No âmbito da EFA o reconhecimento e acreditação das aprendizagens não formais e informais tem ganho protagonismo crescente, mas a ruptura face aos paradigmas educacionais e os riscos de deriva para a lógica da certificação constrangem a sua afirmação. Por outro lado, a ideia nuclear associada a estes processos - reconhecer e certificar competências adquiridas fora dos contextos formais da educação - coloca desafios e dificuldades de ordem diversa (filosófica, científica, pedagógica, metodológica, legal, social ...), que complexificam a sua aplicação prática.

Apesar das “tensões e conflitualidades” referidas por inúmeros autores e da incerteza quanto à evolução deste tipo de processos, que tanto pode pender para sustentar novas e refundadoras práticas educativas como contribuir para a afirmação de políticas educativas ao serviço da economia de mercado, assiste-se a uma forte aposta nesta linha de acção, de que a Comissão Europeia é importante protagonista.

A realidade nacional nesta matéria corresponde a uma resposta muito incisiva a este desiderato. O forte alargamento da intervenção a partir de 2005, coloca Portugal no grupo dos países europeus que apresenta nível mais elevado de desenvolvimento deste tipo de práticas educativas, e o elevado número de adultos envolvidos no programa que materializa essa aposta (INO) em muito contribuirá para esta posição.

O investimento nos processos RVCC, que se transformou na principal linha de EFA em Portugal nos últimos anos, é acompanhada por parte da tutela de uma expectativa de resultados que se revelou excessiva, apesar da relevância dos ganhos aferidos ao nível da mobilização dos adultos e do seu desenvolvimento pessoal, das estratégias de ALV e, naturalmente, do aumento dos níveis de qualificação formal dos participantes.

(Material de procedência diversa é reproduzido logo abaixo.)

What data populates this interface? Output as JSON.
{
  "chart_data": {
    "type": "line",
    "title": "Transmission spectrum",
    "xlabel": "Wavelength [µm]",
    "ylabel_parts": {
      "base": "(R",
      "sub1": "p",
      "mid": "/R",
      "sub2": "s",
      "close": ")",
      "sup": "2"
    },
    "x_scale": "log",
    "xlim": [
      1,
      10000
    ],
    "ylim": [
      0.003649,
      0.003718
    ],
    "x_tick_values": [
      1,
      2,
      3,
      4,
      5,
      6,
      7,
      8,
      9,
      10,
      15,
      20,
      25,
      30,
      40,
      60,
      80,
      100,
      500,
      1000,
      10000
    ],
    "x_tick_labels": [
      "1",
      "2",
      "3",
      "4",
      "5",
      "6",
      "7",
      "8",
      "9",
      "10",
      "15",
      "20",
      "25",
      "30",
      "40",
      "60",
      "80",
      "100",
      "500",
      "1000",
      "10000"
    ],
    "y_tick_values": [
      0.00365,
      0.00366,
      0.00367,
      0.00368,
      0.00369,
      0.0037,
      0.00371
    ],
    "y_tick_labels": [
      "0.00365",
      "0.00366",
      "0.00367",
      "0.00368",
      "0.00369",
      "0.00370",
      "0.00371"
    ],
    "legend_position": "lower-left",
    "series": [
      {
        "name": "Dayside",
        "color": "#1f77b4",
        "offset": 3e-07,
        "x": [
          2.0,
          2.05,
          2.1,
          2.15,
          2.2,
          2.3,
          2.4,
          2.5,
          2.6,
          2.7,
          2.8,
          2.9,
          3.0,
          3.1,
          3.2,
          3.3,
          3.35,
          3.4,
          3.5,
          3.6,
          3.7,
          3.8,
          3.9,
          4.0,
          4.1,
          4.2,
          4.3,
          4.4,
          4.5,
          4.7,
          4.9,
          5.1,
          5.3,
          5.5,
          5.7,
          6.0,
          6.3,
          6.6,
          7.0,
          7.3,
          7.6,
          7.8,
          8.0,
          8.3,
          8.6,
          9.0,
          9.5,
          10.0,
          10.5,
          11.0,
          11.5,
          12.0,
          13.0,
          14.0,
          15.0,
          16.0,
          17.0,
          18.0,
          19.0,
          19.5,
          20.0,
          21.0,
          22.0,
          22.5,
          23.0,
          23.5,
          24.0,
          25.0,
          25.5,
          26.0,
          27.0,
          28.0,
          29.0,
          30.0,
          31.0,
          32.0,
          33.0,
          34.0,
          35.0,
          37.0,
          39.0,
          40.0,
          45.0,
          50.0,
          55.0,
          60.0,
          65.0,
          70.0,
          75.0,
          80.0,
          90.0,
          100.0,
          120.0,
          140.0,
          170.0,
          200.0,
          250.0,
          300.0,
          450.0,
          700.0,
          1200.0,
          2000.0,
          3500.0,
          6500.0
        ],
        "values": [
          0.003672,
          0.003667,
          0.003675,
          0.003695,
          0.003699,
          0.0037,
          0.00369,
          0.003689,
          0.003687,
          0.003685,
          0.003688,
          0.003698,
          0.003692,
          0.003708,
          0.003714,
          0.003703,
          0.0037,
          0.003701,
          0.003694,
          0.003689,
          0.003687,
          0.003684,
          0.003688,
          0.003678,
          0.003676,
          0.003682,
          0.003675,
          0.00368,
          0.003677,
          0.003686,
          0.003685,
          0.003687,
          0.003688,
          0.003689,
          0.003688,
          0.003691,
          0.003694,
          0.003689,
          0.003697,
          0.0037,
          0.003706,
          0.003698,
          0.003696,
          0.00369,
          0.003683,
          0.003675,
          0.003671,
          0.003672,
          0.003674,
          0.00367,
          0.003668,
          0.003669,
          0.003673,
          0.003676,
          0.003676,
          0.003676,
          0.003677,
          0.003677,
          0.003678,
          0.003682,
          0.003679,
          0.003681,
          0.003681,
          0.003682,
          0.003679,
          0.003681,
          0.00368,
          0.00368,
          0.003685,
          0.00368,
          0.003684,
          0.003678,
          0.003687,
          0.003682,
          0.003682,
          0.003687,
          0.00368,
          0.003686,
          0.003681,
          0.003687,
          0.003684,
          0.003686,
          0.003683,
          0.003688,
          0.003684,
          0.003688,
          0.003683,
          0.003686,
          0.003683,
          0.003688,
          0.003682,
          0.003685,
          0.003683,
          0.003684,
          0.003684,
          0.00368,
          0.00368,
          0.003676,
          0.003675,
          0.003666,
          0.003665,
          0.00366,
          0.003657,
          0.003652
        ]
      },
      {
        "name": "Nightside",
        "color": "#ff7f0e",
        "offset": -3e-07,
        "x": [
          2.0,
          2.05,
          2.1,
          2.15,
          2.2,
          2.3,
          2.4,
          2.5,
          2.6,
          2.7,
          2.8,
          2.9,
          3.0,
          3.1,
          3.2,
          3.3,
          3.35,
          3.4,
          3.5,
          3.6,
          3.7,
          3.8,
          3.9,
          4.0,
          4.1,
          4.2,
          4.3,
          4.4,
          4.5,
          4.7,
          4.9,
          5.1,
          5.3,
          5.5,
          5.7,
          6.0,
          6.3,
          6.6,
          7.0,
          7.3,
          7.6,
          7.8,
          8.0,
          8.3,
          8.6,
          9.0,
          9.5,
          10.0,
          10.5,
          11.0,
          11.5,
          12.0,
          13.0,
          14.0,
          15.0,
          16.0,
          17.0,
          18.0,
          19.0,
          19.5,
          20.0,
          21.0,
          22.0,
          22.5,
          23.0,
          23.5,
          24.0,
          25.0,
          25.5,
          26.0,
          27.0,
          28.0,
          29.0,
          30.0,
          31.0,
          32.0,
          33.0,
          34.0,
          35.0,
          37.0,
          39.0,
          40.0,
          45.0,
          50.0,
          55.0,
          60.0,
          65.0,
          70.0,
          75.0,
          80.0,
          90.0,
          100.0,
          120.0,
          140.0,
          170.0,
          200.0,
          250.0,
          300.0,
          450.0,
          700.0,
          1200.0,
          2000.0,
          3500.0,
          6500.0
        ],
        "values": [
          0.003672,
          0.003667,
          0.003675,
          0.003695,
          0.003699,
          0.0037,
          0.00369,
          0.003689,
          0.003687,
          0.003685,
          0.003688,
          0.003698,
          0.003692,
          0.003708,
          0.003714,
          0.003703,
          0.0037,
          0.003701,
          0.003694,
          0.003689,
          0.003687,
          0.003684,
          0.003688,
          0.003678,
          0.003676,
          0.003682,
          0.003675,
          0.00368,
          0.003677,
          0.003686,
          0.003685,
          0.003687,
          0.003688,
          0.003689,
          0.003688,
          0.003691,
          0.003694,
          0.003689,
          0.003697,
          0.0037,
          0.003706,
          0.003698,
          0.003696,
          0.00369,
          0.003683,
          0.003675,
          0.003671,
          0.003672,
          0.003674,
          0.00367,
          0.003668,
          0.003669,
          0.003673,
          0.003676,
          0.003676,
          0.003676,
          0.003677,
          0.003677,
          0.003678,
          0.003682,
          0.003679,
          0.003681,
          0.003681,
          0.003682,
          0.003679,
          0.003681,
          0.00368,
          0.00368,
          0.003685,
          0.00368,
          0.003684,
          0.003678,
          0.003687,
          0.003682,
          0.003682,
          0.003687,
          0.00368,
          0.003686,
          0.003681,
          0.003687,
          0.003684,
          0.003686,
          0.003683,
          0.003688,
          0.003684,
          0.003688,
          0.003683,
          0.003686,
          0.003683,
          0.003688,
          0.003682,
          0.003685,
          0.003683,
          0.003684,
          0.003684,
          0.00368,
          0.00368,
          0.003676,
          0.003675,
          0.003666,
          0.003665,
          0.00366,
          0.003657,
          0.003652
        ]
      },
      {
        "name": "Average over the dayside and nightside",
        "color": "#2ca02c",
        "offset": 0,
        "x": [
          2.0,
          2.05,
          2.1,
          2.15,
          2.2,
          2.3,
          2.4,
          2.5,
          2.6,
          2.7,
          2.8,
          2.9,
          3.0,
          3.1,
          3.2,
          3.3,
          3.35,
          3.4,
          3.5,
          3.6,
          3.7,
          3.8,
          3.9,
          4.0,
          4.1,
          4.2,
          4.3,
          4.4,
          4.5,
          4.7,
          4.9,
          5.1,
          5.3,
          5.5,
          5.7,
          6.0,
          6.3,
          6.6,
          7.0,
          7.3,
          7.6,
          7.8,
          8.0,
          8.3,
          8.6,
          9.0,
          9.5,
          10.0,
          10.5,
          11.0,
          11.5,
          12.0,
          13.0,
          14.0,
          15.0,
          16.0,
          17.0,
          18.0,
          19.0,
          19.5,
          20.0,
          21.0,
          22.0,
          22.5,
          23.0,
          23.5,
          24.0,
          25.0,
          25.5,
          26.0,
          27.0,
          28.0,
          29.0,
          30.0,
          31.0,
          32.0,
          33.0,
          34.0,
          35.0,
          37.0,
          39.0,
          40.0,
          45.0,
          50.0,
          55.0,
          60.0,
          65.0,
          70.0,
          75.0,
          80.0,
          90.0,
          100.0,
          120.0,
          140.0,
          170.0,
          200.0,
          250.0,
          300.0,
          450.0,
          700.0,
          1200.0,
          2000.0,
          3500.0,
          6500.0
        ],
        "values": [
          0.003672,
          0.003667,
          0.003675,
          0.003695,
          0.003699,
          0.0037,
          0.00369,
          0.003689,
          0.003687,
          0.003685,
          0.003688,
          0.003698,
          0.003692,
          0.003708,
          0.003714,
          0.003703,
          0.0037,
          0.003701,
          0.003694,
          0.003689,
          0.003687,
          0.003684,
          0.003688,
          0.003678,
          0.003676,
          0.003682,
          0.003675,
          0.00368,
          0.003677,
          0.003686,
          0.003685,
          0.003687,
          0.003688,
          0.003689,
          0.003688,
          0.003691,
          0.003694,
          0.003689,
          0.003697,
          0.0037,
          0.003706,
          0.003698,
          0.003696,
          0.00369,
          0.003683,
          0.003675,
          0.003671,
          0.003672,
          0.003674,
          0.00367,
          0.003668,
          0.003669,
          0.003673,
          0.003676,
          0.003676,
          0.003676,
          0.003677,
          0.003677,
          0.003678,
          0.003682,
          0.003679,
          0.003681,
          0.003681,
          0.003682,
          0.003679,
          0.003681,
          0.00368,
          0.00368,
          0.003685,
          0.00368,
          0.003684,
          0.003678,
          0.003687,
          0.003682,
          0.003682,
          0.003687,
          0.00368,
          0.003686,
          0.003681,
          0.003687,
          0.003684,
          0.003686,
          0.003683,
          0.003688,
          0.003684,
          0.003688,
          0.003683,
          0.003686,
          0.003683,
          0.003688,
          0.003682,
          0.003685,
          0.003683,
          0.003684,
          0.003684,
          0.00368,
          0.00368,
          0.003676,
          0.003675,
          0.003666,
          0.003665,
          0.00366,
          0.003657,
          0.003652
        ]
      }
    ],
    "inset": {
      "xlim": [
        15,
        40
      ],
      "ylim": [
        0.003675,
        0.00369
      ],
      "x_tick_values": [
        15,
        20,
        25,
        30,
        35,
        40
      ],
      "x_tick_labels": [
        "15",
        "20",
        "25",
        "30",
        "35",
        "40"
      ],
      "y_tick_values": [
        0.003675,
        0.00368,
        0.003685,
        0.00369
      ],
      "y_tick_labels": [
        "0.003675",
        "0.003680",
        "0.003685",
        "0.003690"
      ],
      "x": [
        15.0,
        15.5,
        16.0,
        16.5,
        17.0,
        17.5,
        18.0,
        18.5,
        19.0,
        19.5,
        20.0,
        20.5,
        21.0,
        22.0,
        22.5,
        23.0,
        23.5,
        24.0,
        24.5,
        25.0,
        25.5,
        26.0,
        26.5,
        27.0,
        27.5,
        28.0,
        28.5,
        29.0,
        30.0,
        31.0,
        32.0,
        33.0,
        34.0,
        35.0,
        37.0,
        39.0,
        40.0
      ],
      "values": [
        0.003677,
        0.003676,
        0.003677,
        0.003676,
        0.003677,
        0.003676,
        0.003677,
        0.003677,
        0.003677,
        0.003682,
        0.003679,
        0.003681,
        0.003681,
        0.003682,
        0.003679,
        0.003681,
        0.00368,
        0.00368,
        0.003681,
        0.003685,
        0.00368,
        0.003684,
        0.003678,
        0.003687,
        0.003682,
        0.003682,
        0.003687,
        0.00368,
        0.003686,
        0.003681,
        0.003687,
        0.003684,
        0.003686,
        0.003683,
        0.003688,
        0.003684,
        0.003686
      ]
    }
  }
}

Esta última dimensão é um dos pontos-chave dos argumentos que contestam a INO, que acentuam as ideias de instrumentalização em favor da certificação e de ausência de uma política integrada de EFA. Mas a polémica não radica apenas nesta ideia de generalização excessiva da formação por via da experiência e da sua inserção predominante “numa perspectiva política orientada para a gestão dos recursos humanos, subordinada ao desenvolvimento económico” (Cavaco, 2009, p. 221).

A profunda ruptura do modelo de formação experiencial face ao modelo de formação escolar está na base de discursos, dos opinion makers e dos cidadãos comuns, que revelam dificuldade em compreender os princípios e as práticas do processo de RVCC e acentuam a

ideia de “facilitismo” e de reduzida exigência quando comparado com o modelo escolar. Trata-se de argumentos que reflectem estranheza e apreensão face a uma mudança radical do paradigma da instituição escolar. Como refere Cavaco (2009, 221), este tipo de questionamentos “surgem, habitualmente, relacionados com um conjunto de discussões que denotam oposições entre a teoria e prática, entre saberes académicos e saberes resultantes da prática, entre modalidades de educação formal e não formal”.

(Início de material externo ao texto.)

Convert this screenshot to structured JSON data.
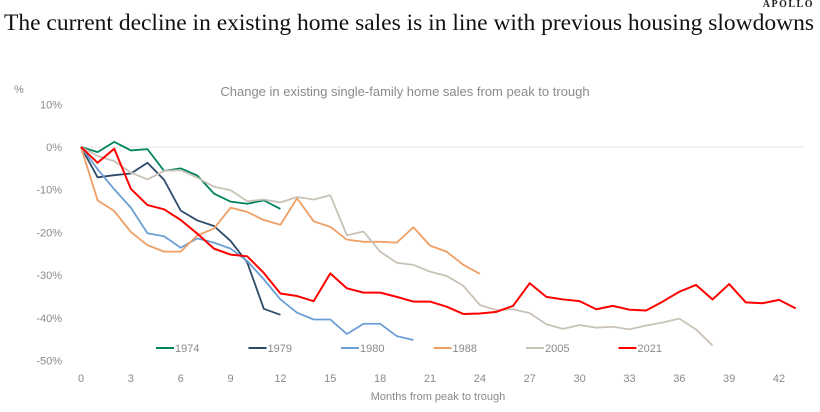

Em 2011, na viragem de um novo ciclo político, a tutela da educação e formação decide um recuo significativo nas orientações da INO e a sua canalização para a lógica da formação profissional, que surge no contexto actual como a orientação instrumental dominante da educação e formação de adultos. Neste caso, a contestação parece estar mais associada à reduzida repercussão no emprego e na empregabilidade dos adultos, acentuando-se por esta via um pendor crítico que radica no insuficiente carácter vocacionalista da INO.

Entretanto, neste cenário de avanços e recuos e de ausência de uma política estruturada e estável de EFA, o problema da educação e formação de base de uma vasta parte da população portuguesa continua por resolver.